Your physical goods are a way of “defining your tribe,” he suggests. Perhaps the majority of people’s music, films, or games are digital, but they want to have physical goods to show their loyalty and dedication to the things they’re really passionate about: like point and click adventures. In that sense, says Cecil, “having a box on your shelf is quite important.”
But handling physical goods aside, there’s one big thing that publishers can provide – money. Securing funding has become an uphill battle for developers of all sizes, and Cecil is under no illusions it will get any easier, either.
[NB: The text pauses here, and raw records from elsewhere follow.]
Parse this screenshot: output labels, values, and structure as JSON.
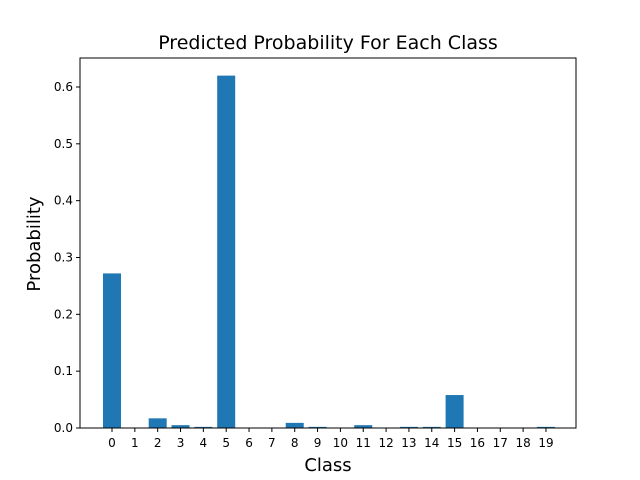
{
  "chart_data": {
    "type": "bar",
    "title": "Predicted Probability For Each Class",
    "xlabel": "Class",
    "ylabel": "Probability",
    "categories": [
      "0",
      "1",
      "2",
      "3",
      "4",
      "5",
      "6",
      "7",
      "8",
      "9",
      "10",
      "11",
      "12",
      "13",
      "14",
      "15",
      "16",
      "17",
      "18",
      "19"
    ],
    "values": [
      0.272,
      0.0003,
      0.017,
      0.005,
      0.002,
      0.62,
      0.0001,
      0.0001,
      0.009,
      0.002,
      0.0002,
      0.005,
      0.0002,
      0.002,
      0.002,
      0.058,
      0.0001,
      0.0001,
      0.0001,
      0.002
    ],
    "yticks": [
      0.0,
      0.1,
      0.2,
      0.3,
      0.4,
      0.5,
      0.6
    ],
    "ytick_labels": [
      "0.0",
      "0.1",
      "0.2",
      "0.3",
      "0.4",
      "0.5",
      "0.6"
    ],
    "ylim": [
      0,
      0.651
    ],
    "bar_color": "#1f77b4",
    "grid": false,
    "legend": "none"
  }
}
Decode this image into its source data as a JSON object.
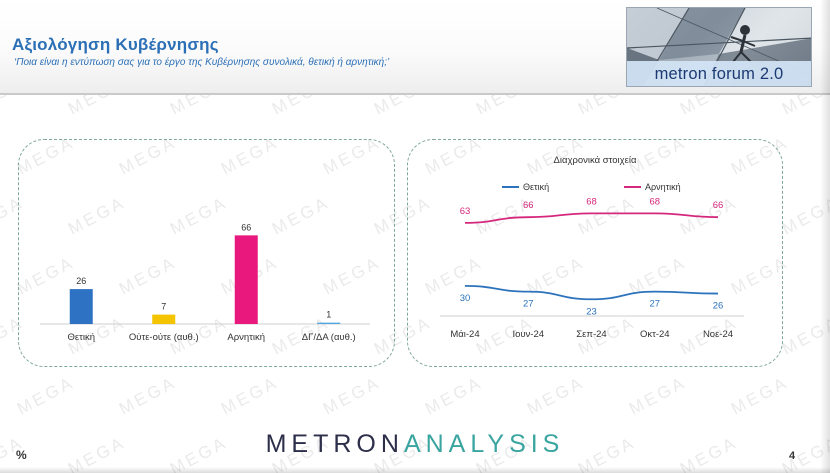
{
  "header": {
    "title": "Αξιολόγηση Κυβέρνησης",
    "subtitle": "‘Ποια είναι η εντύπωση σας για το έργο της Κυβέρνησης συνολικά, θετική ή αρνητική;’",
    "forum_label": "metron forum 2.0"
  },
  "footer": {
    "logo_part_a": "METRON",
    "logo_part_b": "ANALYSIS",
    "percent_symbol": "%",
    "page_number": "4"
  },
  "watermark_text": "MEGA",
  "colors": {
    "title_blue": "#2b6fb6",
    "positive": "#2e72c4",
    "neither": "#f4c400",
    "negative": "#e8187c",
    "dk_na": "#52a6df",
    "line_positive": "#2c73bc",
    "line_negative": "#d5287d",
    "panel_border": "#7fa897",
    "logo_dark": "#2c2e4a",
    "logo_teal": "#3aa5a0"
  },
  "chart_data": [
    {
      "type": "bar",
      "title": "",
      "categories": [
        "Θετική",
        "Ούτε-ούτε (αυθ.)",
        "Αρνητική",
        "ΔΓ/ΔΑ (αυθ.)"
      ],
      "values": [
        26,
        7,
        66,
        1
      ],
      "value_labels": [
        "26",
        "7",
        "66",
        "1"
      ],
      "colors": [
        "#2e72c4",
        "#f4c400",
        "#e8187c",
        "#52a6df"
      ],
      "ylim": [
        0,
        70
      ],
      "grid": false,
      "xlabel": "",
      "ylabel": ""
    },
    {
      "type": "line",
      "title": "Διαχρονικά στοιχεία",
      "categories": [
        "Μάι-24",
        "Ιουν-24",
        "Σεπ-24",
        "Οκτ-24",
        "Νοε-24"
      ],
      "series": [
        {
          "name": "Θετική",
          "values": [
            30,
            27,
            23,
            27,
            26
          ],
          "value_labels": [
            "30",
            "27",
            "23",
            "27",
            "26"
          ],
          "color": "#2c73bc"
        },
        {
          "name": "Αρνητική",
          "values": [
            63,
            66,
            68,
            68,
            66
          ],
          "value_labels": [
            "63",
            "66",
            "68",
            "68",
            "66"
          ],
          "color": "#d5287d"
        }
      ],
      "legend": "top",
      "grid": false,
      "xlabel": "",
      "ylabel": ""
    }
  ]
}
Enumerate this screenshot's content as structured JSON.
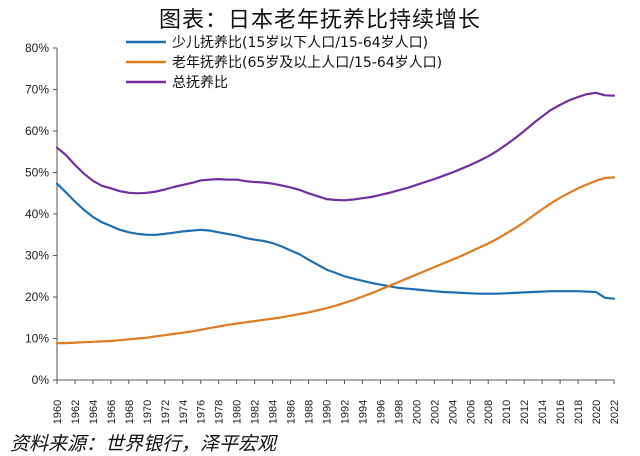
{
  "title": "图表：日本老年抚养比持续增长",
  "source": "资料来源：世界银行，泽平宏观",
  "chart_data": {
    "type": "line",
    "title": "图表：日本老年抚养比持续增长",
    "xlabel": "",
    "ylabel": "",
    "ylim": [
      0,
      80
    ],
    "yticks": [
      "0%",
      "10%",
      "20%",
      "30%",
      "40%",
      "50%",
      "60%",
      "70%",
      "80%"
    ],
    "xlim": [
      1960,
      2022
    ],
    "xticks": [
      "1960",
      "1962",
      "1964",
      "1966",
      "1968",
      "1970",
      "1972",
      "1974",
      "1976",
      "1978",
      "1980",
      "1982",
      "1984",
      "1986",
      "1988",
      "1990",
      "1992",
      "1994",
      "1996",
      "1998",
      "2000",
      "2002",
      "2004",
      "2006",
      "2008",
      "2010",
      "2012",
      "2014",
      "2016",
      "2018",
      "2020",
      "2022"
    ],
    "grid": false,
    "legend_position": "top-left",
    "x": [
      1960,
      1961,
      1962,
      1963,
      1964,
      1965,
      1966,
      1967,
      1968,
      1969,
      1970,
      1971,
      1972,
      1973,
      1974,
      1975,
      1976,
      1977,
      1978,
      1979,
      1980,
      1981,
      1982,
      1983,
      1984,
      1985,
      1986,
      1987,
      1988,
      1989,
      1990,
      1991,
      1992,
      1993,
      1994,
      1995,
      1996,
      1997,
      1998,
      1999,
      2000,
      2001,
      2002,
      2003,
      2004,
      2005,
      2006,
      2007,
      2008,
      2009,
      2010,
      2011,
      2012,
      2013,
      2014,
      2015,
      2016,
      2017,
      2018,
      2019,
      2020,
      2021,
      2022
    ],
    "series": [
      {
        "name": "少儿抚养比(15岁以下人口/15-64岁人口)",
        "color": "#1f6fb0",
        "values": [
          47.3,
          45.2,
          43.0,
          41.0,
          39.3,
          38.0,
          37.1,
          36.2,
          35.6,
          35.2,
          35.0,
          35.0,
          35.2,
          35.5,
          35.8,
          36.0,
          36.2,
          36.0,
          35.6,
          35.2,
          34.8,
          34.2,
          33.8,
          33.5,
          33.0,
          32.2,
          31.2,
          30.3,
          29.0,
          27.8,
          26.6,
          25.8,
          25.0,
          24.4,
          23.9,
          23.4,
          23.0,
          22.6,
          22.2,
          22.0,
          21.8,
          21.6,
          21.4,
          21.2,
          21.1,
          21.0,
          20.9,
          20.8,
          20.8,
          20.8,
          20.9,
          21.0,
          21.1,
          21.2,
          21.3,
          21.4,
          21.4,
          21.4,
          21.4,
          21.3,
          21.2,
          19.8,
          19.6
        ]
      },
      {
        "name": "老年抚养比(65岁及以上人口/15-64岁人口)",
        "color": "#e07b1f",
        "values": [
          8.9,
          8.9,
          9.0,
          9.1,
          9.2,
          9.3,
          9.4,
          9.6,
          9.8,
          10.0,
          10.2,
          10.5,
          10.8,
          11.1,
          11.4,
          11.7,
          12.1,
          12.5,
          12.9,
          13.3,
          13.6,
          13.9,
          14.2,
          14.5,
          14.8,
          15.1,
          15.5,
          15.9,
          16.3,
          16.8,
          17.3,
          17.9,
          18.6,
          19.3,
          20.1,
          20.9,
          21.8,
          22.7,
          23.6,
          24.5,
          25.4,
          26.3,
          27.2,
          28.1,
          29.0,
          29.9,
          30.9,
          31.9,
          32.9,
          34.0,
          35.3,
          36.6,
          38.0,
          39.6,
          41.1,
          42.6,
          43.9,
          45.1,
          46.2,
          47.1,
          48.0,
          48.7,
          48.8
        ]
      },
      {
        "name": "总抚养比",
        "color": "#7030a0",
        "values": [
          56.0,
          54.2,
          51.8,
          49.7,
          48.0,
          46.8,
          46.2,
          45.5,
          45.1,
          45.0,
          45.1,
          45.4,
          45.9,
          46.5,
          47.0,
          47.5,
          48.1,
          48.3,
          48.4,
          48.3,
          48.3,
          47.9,
          47.7,
          47.6,
          47.3,
          46.9,
          46.4,
          45.8,
          45.0,
          44.3,
          43.6,
          43.4,
          43.3,
          43.5,
          43.8,
          44.1,
          44.6,
          45.1,
          45.7,
          46.3,
          47.0,
          47.7,
          48.4,
          49.2,
          50.0,
          50.9,
          51.8,
          52.8,
          53.9,
          55.2,
          56.7,
          58.3,
          60.0,
          61.8,
          63.5,
          65.1,
          66.3,
          67.4,
          68.2,
          68.9,
          69.2,
          68.6,
          68.5
        ]
      }
    ]
  }
}
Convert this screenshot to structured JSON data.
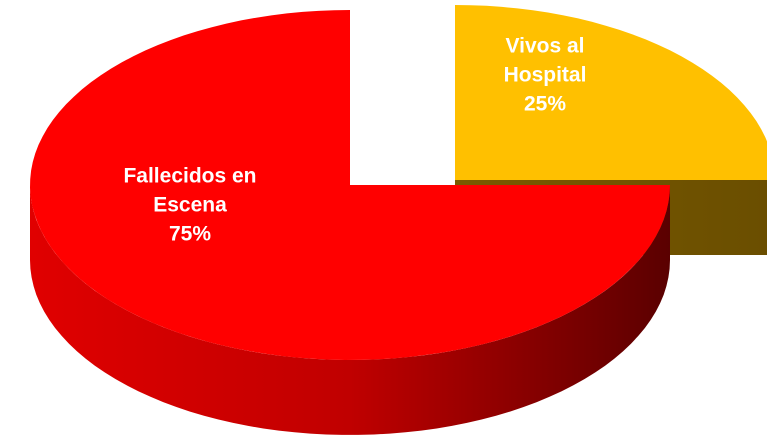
{
  "chart_data": {
    "type": "pie",
    "categories": [
      "Vivos al Hospital",
      "Fallecidos en Escena"
    ],
    "values": [
      25,
      75
    ],
    "value_labels": [
      "25%",
      "75%"
    ],
    "colors": [
      "#ffc000",
      "#ff0000"
    ],
    "exploded": [
      true,
      false
    ]
  }
}
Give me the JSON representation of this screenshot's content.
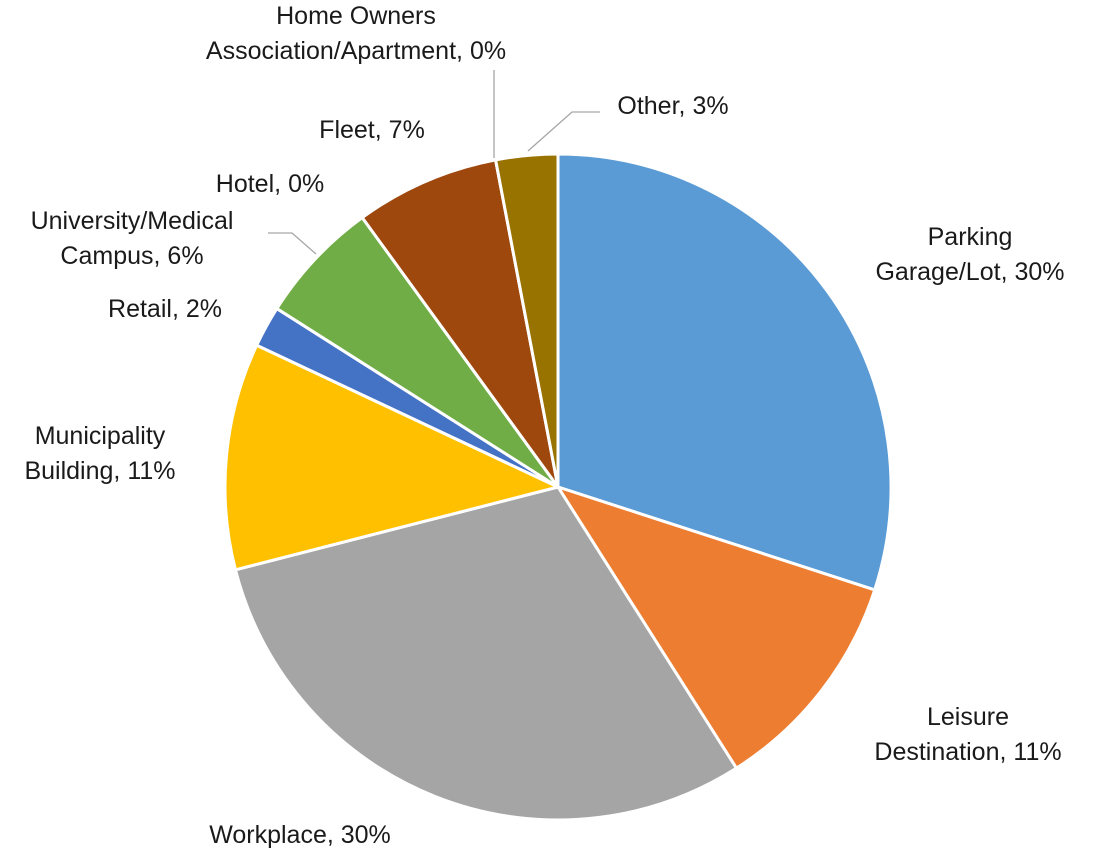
{
  "chart_data": {
    "type": "pie",
    "categories": [
      "Parking Garage/Lot",
      "Leisure Destination",
      "Workplace",
      "Municipality Building",
      "Retail",
      "University/Medical Campus",
      "Hotel",
      "Fleet",
      "Home Owners Association/Apartment",
      "Other"
    ],
    "values": [
      30,
      11,
      30,
      11,
      2,
      6,
      0,
      7,
      0,
      3
    ],
    "value_labels": [
      "30%",
      "11%",
      "30%",
      "11%",
      "2%",
      "6%",
      "0%",
      "7%",
      "0%",
      "3%"
    ],
    "colors": [
      "#5b9bd5",
      "#ed7d31",
      "#a5a5a5",
      "#ffc000",
      "#4472c4",
      "#70ad47",
      "#255e91",
      "#9e480e",
      "#636363",
      "#997300"
    ]
  }
}
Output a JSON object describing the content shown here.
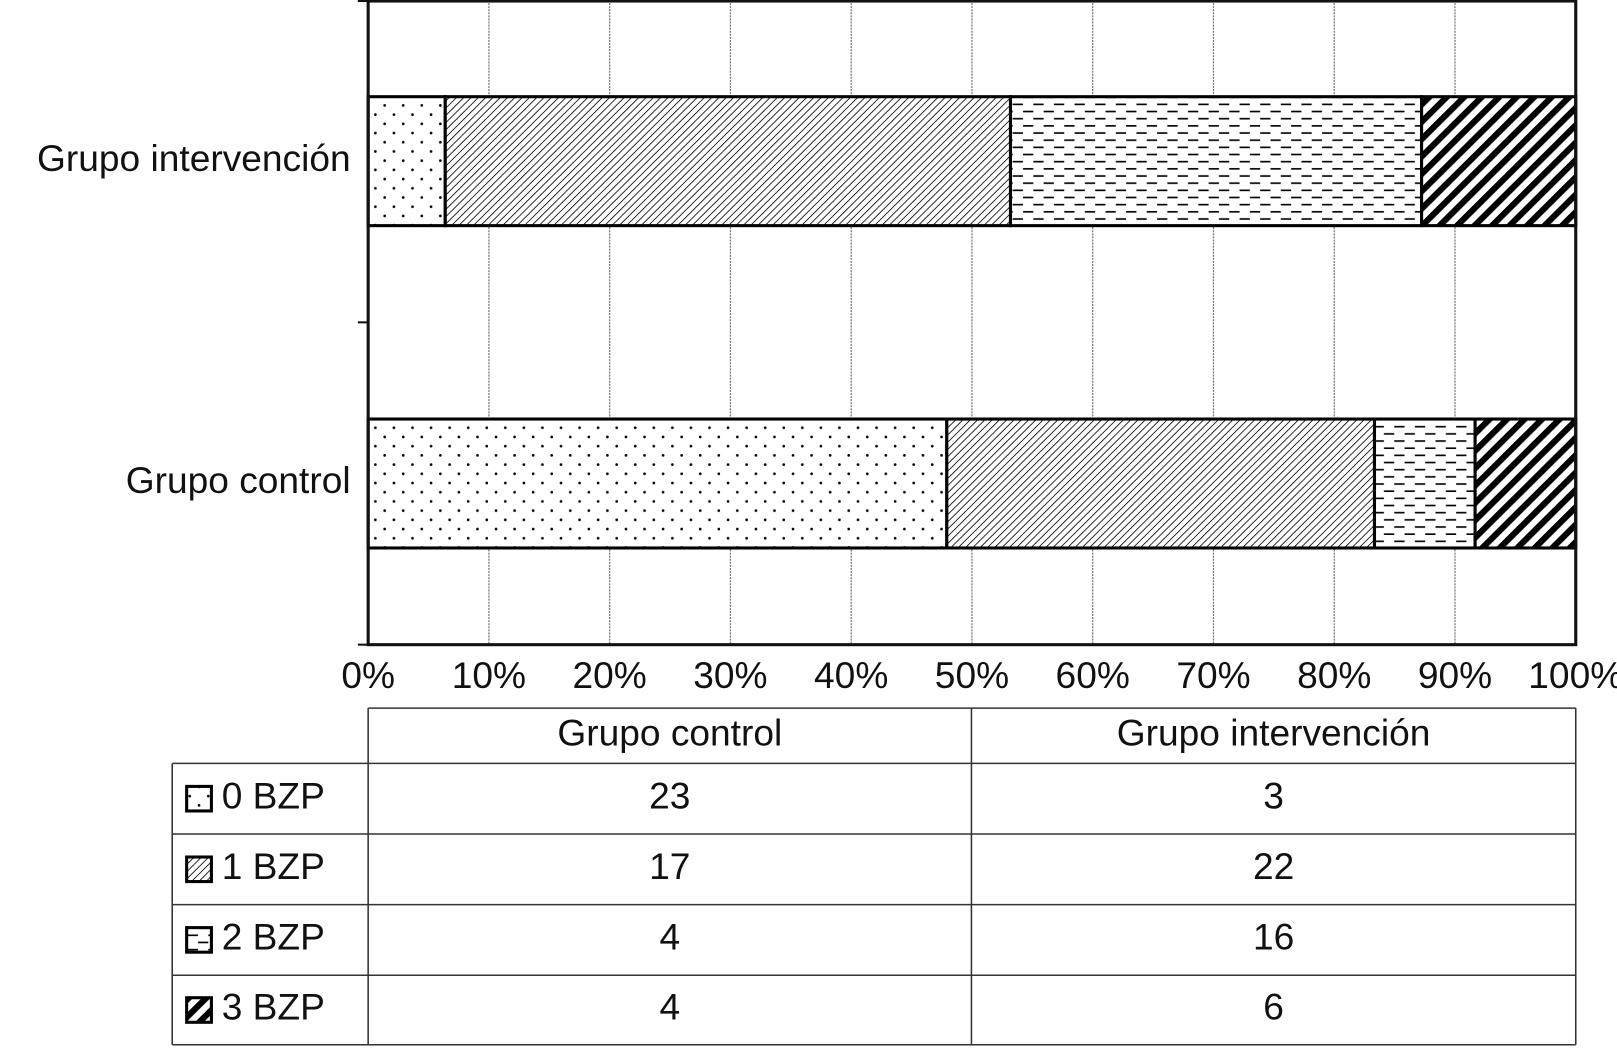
{
  "chart_data": {
    "type": "bar",
    "orientation": "horizontal",
    "stacked": "percent",
    "categories": [
      "Grupo control",
      "Grupo intervención"
    ],
    "series": [
      {
        "name": "0 BZP",
        "color": "#000000",
        "pattern": "dots",
        "values": [
          23,
          3
        ]
      },
      {
        "name": "1 BZP",
        "color": "#000000",
        "pattern": "fine-diagonal",
        "values": [
          17,
          22
        ]
      },
      {
        "name": "2 BZP",
        "color": "#000000",
        "pattern": "dashes",
        "values": [
          4,
          16
        ]
      },
      {
        "name": "3 BZP",
        "color": "#000000",
        "pattern": "bold-diagonal",
        "values": [
          4,
          6
        ]
      }
    ],
    "xlim": [
      0,
      100
    ],
    "xticks": [
      {
        "value": 0,
        "label": "0%"
      },
      {
        "value": 10,
        "label": "10%"
      },
      {
        "value": 20,
        "label": "20%"
      },
      {
        "value": 30,
        "label": "30%"
      },
      {
        "value": 40,
        "label": "40%"
      },
      {
        "value": 50,
        "label": "50%"
      },
      {
        "value": 60,
        "label": "60%"
      },
      {
        "value": 70,
        "label": "70%"
      },
      {
        "value": 80,
        "label": "80%"
      },
      {
        "value": 90,
        "label": "90%"
      },
      {
        "value": 100,
        "label": "100%"
      }
    ],
    "grid": true,
    "data_table": true
  }
}
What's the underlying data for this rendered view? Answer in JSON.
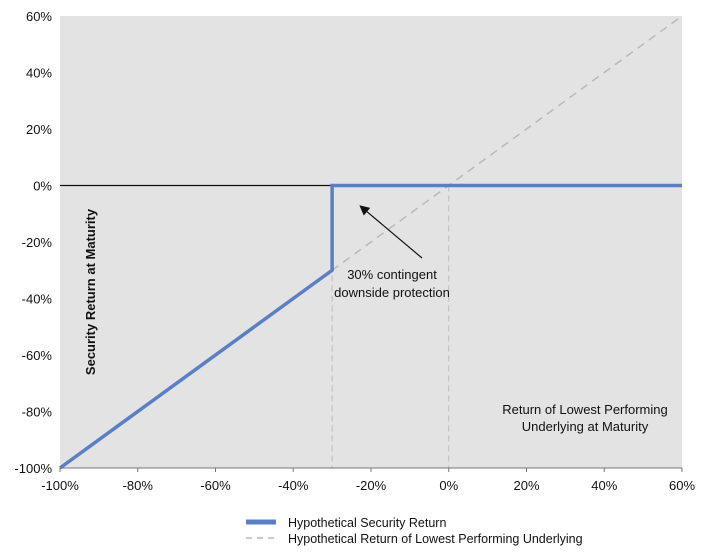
{
  "chart_data": {
    "type": "line",
    "title": "",
    "xlabel": "Return of Lowest Performing Underlying at Maturity",
    "ylabel": "Security Return at Maturity",
    "xlim": [
      -100,
      60
    ],
    "ylim": [
      -100,
      60
    ],
    "x_ticks": [
      -100,
      -80,
      -60,
      -40,
      -20,
      0,
      20,
      40,
      60
    ],
    "y_ticks": [
      -100,
      -80,
      -60,
      -40,
      -20,
      0,
      20,
      40,
      60
    ],
    "x_tick_labels": [
      "-100%",
      "-80%",
      "-60%",
      "-40%",
      "-20%",
      "0%",
      "20%",
      "40%",
      "60%"
    ],
    "y_tick_labels": [
      "-100%",
      "-80%",
      "-60%",
      "-40%",
      "-20%",
      "0%",
      "20%",
      "40%",
      "60%"
    ],
    "reference_lines": {
      "horizontal_zero": 0,
      "vertical_dashed": [
        -30,
        0
      ]
    },
    "series": [
      {
        "name": "Hypothetical Security Return",
        "style": "solid",
        "color": "#5b7fc4",
        "x": [
          -100,
          -30,
          -30,
          60
        ],
        "y": [
          -100,
          -30,
          0,
          0
        ]
      },
      {
        "name": "Hypothetical Return of Lowest Performing Underlying",
        "style": "dashed",
        "color": "#b9b9b9",
        "x": [
          -100,
          60
        ],
        "y": [
          -100,
          60
        ]
      }
    ],
    "annotations": [
      {
        "lines": [
          "30% contingent",
          "downside protection"
        ],
        "arrow_to": [
          -23,
          -7
        ]
      }
    ],
    "legend": {
      "position": "bottom-center",
      "entries": [
        "Hypothetical Security Return",
        "Hypothetical Return of Lowest Performing Underlying"
      ]
    },
    "colors": {
      "plot_background": "#e3e3e3",
      "security_line": "#5b7fc4",
      "underlying_line": "#b9b9b9",
      "zero_line": "#111111"
    },
    "grid": false
  }
}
“I remember going to Develop last year, in 2024, and the old expression was, ‘Just survive to ’25’. And I remember standing up – and I made myself very unpopular – and I said, ‘Why do you think we’re going to go back to how it used to be?’ It was so extraordinarily benign with Game Pass putting in millions and millions and millions, pumping up the industry. I said, ‘Honestly, we have to find a new way to do business, because it’s just not going to be the same.’ And huge numbers of developers who did very well from the vast amounts of money being pumped into the industry just hoped it would return – but it won’t.”
That leaves open the question of exactly what that new way of doing business will be. Cecil agrees that Revolution needs to seek some alternative form of funding. He says he’s “very interested” that Netflix is taking games “seriously” again.
A totally new Revolution adventure game would cost in the region of £5 million, he thinks. So, given Revolution’s natural reluctance to sign up with a publisher once more, or borrow money from venture capital firms, how is Cecil going to pay for Broken Sword 6?
“If I knew the answer to that, I promise you, I would tell you,” he laughs.
“I will give you a very direct answer: I will tell you when I know. But what we won’t do is go charging into Broken Sword 6 without knowing how it’s funded, because that would be a recipe for disaster. And to an extent, time is on our side.”